Critically, the score is paired with a revenue estimate, giving CMOs and executives a direct line from marketing activity to estimated business impact. As Stéphanie notes, this makes location marketing accessible to boardrooms and executive teams who may not understand the individual metrics but can immediately grasp a health score paired with a revenue number. For teams that have struggled to prove the value of their work, LPS represents a shift from vanity metrics to business-level accountability.

Start with the Basics, Then Experiment

“Continue to be curious.
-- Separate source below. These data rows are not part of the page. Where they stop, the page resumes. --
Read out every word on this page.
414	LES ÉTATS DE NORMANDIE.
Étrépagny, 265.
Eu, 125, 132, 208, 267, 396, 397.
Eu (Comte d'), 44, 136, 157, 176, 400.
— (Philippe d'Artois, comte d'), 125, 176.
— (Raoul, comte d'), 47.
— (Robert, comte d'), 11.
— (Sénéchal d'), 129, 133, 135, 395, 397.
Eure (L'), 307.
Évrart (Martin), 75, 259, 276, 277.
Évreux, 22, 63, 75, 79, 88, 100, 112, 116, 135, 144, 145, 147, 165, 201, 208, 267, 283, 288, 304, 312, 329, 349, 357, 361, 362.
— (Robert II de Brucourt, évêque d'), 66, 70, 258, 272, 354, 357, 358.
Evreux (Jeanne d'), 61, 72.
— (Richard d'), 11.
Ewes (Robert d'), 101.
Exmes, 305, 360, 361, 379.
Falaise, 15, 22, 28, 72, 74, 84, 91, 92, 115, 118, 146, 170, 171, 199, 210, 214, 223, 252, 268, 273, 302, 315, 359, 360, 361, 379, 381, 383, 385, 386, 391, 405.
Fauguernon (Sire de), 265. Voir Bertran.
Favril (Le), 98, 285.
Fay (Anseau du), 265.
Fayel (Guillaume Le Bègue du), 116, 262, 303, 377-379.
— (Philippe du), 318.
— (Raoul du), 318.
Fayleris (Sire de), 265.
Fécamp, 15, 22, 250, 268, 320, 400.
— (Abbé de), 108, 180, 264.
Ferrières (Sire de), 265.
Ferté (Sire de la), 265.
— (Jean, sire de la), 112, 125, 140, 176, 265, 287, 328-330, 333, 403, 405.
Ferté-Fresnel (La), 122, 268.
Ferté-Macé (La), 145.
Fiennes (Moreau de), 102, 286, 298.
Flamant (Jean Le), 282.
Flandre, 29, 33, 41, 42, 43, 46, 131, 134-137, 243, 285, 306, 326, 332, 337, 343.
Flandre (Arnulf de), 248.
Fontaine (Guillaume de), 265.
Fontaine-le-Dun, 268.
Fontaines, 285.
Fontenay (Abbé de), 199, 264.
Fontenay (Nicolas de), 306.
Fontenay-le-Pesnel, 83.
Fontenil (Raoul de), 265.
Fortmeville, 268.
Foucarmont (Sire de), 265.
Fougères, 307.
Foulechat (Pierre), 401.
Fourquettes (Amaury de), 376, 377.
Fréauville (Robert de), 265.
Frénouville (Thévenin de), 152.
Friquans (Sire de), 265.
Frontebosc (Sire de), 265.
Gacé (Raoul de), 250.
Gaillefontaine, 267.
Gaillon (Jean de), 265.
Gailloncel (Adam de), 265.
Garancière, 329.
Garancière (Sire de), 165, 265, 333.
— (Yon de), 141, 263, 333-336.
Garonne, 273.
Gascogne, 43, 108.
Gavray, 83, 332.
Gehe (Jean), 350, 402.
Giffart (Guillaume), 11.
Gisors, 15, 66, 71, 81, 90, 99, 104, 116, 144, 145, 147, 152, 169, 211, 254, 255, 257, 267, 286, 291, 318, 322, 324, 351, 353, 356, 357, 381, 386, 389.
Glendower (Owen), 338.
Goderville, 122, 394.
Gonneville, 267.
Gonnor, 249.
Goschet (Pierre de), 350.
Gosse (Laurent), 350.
Really optimize your experimentation, push your boundaries, but don’t forget your foundation of what works that you always tie back to revenue.” — Stéphanie Génin

In their closing advice, both guests return to fundamentals. Krystal stresses that the most important thing is getting started with the basics: accurate listings, a rich and engaging website, and a clear path for customers to complete a purchase or visit. Once the foundation is solid, brands can experiment with new channels and tactics.

Stéphanie adds a dual recommendation: Stay curious and experiment with AI tools and new platforms, but never lose sight of the foundation that drives revenue. Make your CFO your best friend — because when you can educate finance on the metrics that matter and connect them to the Location Performance Score, getting budget becomes a conversation about investment, not a request for faith.